UPDATE: Two Of Four Kidnapped Americans Found Dead In Mexico After Traveling There For Surgery

Two of the four American citizens who were kidnapped in Mexico have been found deceased, while the other two are reportedly safe in police custody.

As we previously reported, four American citizens were kidnapped by men in Matamaros, a Mexican town just across the border from Brownsville, Texas.

Group Of Americans Had Travelled To Mexico For One Of Them To Get Cosmetic Surgery

Zindell Brown, Eric James Williams, Latavia McGee and Shaeed Woodward reportedly traveled from South Carolina to Mexico for McGee to undergo a tummy tuck cosmetic surgery, according to News Nation Now.

Unfortunately while making the journey, the four were approached by men in armed gear, and taken on the back of a truck.

It is unclear which two of the four citizens are deceased at this time.One of the surviving Americans was reported to be injured, however their condition wasn’t immediately known as of Tuesday.

Group Of Americans Likely Were Unaware They Crossed Into Such Dangerous Territory, Official Says

Former State Department advisor Nayyera Haq said the group most likely wasn’t aware they were traveling to a such dangerous area that’s under the control of drug  cartels.

“The majority of Mexico is actually in the control of cartels. The government does not control all the territory there. In fact, the government of Mexico for decades has been complicit in ceding control,” she told NewsNation.

The group was unwittingly caught in the middle of gunfire between two rival cartel groups, the outlet reports. A disturbing video clip released Monday shows them being forced into the back of a pickup truck by gunmen.

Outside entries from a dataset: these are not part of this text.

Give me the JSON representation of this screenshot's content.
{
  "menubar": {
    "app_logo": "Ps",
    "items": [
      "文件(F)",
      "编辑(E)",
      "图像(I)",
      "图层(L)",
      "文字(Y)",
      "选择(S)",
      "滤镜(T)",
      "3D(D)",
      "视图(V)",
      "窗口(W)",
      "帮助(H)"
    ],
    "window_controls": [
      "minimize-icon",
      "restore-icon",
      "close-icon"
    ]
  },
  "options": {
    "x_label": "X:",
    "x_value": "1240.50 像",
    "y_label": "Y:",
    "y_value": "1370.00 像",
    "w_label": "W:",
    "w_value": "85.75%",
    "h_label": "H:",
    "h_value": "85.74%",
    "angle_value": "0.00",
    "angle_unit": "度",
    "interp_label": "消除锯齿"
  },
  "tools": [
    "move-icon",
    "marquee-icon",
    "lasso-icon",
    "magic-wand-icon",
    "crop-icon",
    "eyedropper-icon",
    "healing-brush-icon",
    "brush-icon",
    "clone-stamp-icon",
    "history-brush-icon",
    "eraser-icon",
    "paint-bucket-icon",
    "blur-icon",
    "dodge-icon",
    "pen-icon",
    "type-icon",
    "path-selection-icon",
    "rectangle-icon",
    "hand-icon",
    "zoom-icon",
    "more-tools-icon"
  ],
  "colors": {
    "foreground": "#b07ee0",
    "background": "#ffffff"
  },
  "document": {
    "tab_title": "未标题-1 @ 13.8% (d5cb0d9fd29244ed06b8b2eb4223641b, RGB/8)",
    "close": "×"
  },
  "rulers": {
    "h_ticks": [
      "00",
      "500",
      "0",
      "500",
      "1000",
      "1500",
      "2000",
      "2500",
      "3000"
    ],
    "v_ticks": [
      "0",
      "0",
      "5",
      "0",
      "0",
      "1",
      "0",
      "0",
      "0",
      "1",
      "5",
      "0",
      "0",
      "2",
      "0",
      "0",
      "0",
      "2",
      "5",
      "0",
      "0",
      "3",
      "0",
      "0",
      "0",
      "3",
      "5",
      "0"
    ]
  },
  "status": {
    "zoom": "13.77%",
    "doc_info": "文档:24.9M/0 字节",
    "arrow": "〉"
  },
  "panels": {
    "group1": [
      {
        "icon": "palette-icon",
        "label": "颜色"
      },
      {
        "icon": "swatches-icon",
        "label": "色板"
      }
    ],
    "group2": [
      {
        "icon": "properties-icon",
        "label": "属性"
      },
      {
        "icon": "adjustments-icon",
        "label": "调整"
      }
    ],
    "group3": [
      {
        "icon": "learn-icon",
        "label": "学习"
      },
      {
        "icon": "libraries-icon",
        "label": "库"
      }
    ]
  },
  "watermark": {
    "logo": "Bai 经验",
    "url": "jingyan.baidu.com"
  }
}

RELATED: WATCH: Four Americans Kidnapped At Gunpoint On Video In Mexico Following Shootout

U.S. State Department Had Warned Citizens Not To Travel To Tamaulipas Due To Cartel Violence

Mexican officials said a Mexican woman also died in the crossfire. The four Americans had traveled into Mexico from Texas in a vehicle with North Carolina license plates.

The State Department had previously warned U.S. citizens not to travel to Tamaulipas, however many Americans who live in across the border in Texas frequently cross country lines to visit family and attend medical appointments.

The area is also a well-known crossing point for people traveling deeper into Mexico, according to the outlet.

Haq did not understate the severity of the situation in terms of diplomatic relations between the U.S. and Mexico, calling the kidnappings and deaths “an enormous deal.”

“The death of a U.S. citizen at the hands of a cartel is an enormous deal. This is the phones are ringing off the hook at this point,” Haq said.

FBI Offering $50,000 For Arrest Of Kidnappers, Safe Return Of Two Surviving Americans

Some lawmakers are even calling for military action against the cartels.

“There are a lot of other tools that come before that, as they say, lots of tools in the national security toolbox, including sanctions, including extraditions, including targeted operations,” Haq warned.

The State Department has travel advisories for 30 of Mexico’s 32 states, with Tamaulipas – the area where the kidnappings occurred – included on the do not travel list due to widespread violent crime.

Meanwhile, the FBI field office in San Antonio has offered a $50,000 reward for their recovery and the arrests of the kidnappers.